ALPS blog

Original article Trend Micro

One of the secrets of Trend Micro’s long-lasting success is being constantly on the lookout for where the next security threats might come from. That’s why we’re focusing a great deal of our research and development efforts right now on the intersection of IT and operational technology (OT). This burgeoning world of connected IoT devices is particularly advanced in the manufacturing space, where huge gains are already being made. But as great as these leaps forward are, so are the risks if technology systems aren’t properly secured.

That’s why we’re thrilled to be joining the ROS-Industrial Consortium (ROS-I) to help accelerate the secure development of robotic Industry 4.0 applications. It’s yet another important step for our stated mission: to secure the connected world.

Why IIoT matters

Industrial IoT (IIoT) systems are already streamlining production processes, improving cost efficiencies, and helping to drive greater agility and innovation for manufacturers. It’s no coincidence that the global market for such solutions will grow at nearly 17% CAGR over the next six years to exceed $263 billion by 2027. But with new technology always comes new cyber risk. As connectivity is introduced to industrial computing devices, the challenge is managing the threat from remote attackers. System and software vulnerabilities could be probed to hijack devices, sabotage production processes and steal intellectual property.

Robots are a particular risk—not only because so much of modern manufacturing relies on them, but also because many of these machines rely on legacy technology dating back decades. These custom, proprietary programming languages and unique ecosystems can make security complex, and lead to unpatched vulnerabilities which sophisticated attackers could exploit, with serious consequences.

Shaping the roadmap

ROS-I is an open-source project devoted to extending the capabilities of the Robot Operating Systems (ROS) into industrial hardware and applications. The job of the ROS-I Consortium is to prioritize these capabilities, offer code quality standards and provide technical support and training.

As an associate member of the consortium, Trend Micro will now be able to participate in technical and strategic projects and help to shape the ROS-I roadmap. In fact, we’ve already demonstrated our value to the organization in research last year, which uncovered design flaws and vulnerabilities in legacy programming languages used by some of its products. That resulted in our collaboration to develop secure network guidelines for industrial robots using ROS.

Securing the future

Trend Micro also recently started looking at the security of the Data Distribution Service (DDS). This protocol is used heavily by ROS2 and will therefore be another area in which we hope to deliver tremendous value to ROS-I and end-customers going forward.
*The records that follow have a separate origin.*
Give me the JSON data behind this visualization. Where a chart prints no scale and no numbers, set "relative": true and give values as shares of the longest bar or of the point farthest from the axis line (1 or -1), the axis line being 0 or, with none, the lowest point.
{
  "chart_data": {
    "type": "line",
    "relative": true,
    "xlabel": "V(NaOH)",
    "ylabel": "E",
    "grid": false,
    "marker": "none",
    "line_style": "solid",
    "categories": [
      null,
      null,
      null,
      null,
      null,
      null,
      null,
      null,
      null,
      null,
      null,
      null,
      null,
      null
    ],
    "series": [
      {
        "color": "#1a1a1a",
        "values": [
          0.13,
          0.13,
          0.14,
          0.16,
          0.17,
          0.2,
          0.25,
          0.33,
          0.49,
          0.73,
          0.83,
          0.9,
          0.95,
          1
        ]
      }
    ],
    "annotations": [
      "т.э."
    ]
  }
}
Trend Micro is in many ways an unusual member of the consortium. Most either use ROS/ROS2 in their products, for example as robot manufacturers, or they want to help develop the software. We do neither, but we plan to work with the consortium to enhance security-by-design in ROS-I software. In fact, Trend Micro is only the second cybersecurity specialist to join.

Securing IIoT systems is hard: it requires capabilities across the cloud, the network, and the devices themselves. But thanks to our 30+ year heritage in cybersecurity and active deployments with global customers, we’re able to offer protection all the way from the gateway to the endpoint. That’s the kind of end-to-end security you need to drive Industry 4.0 success.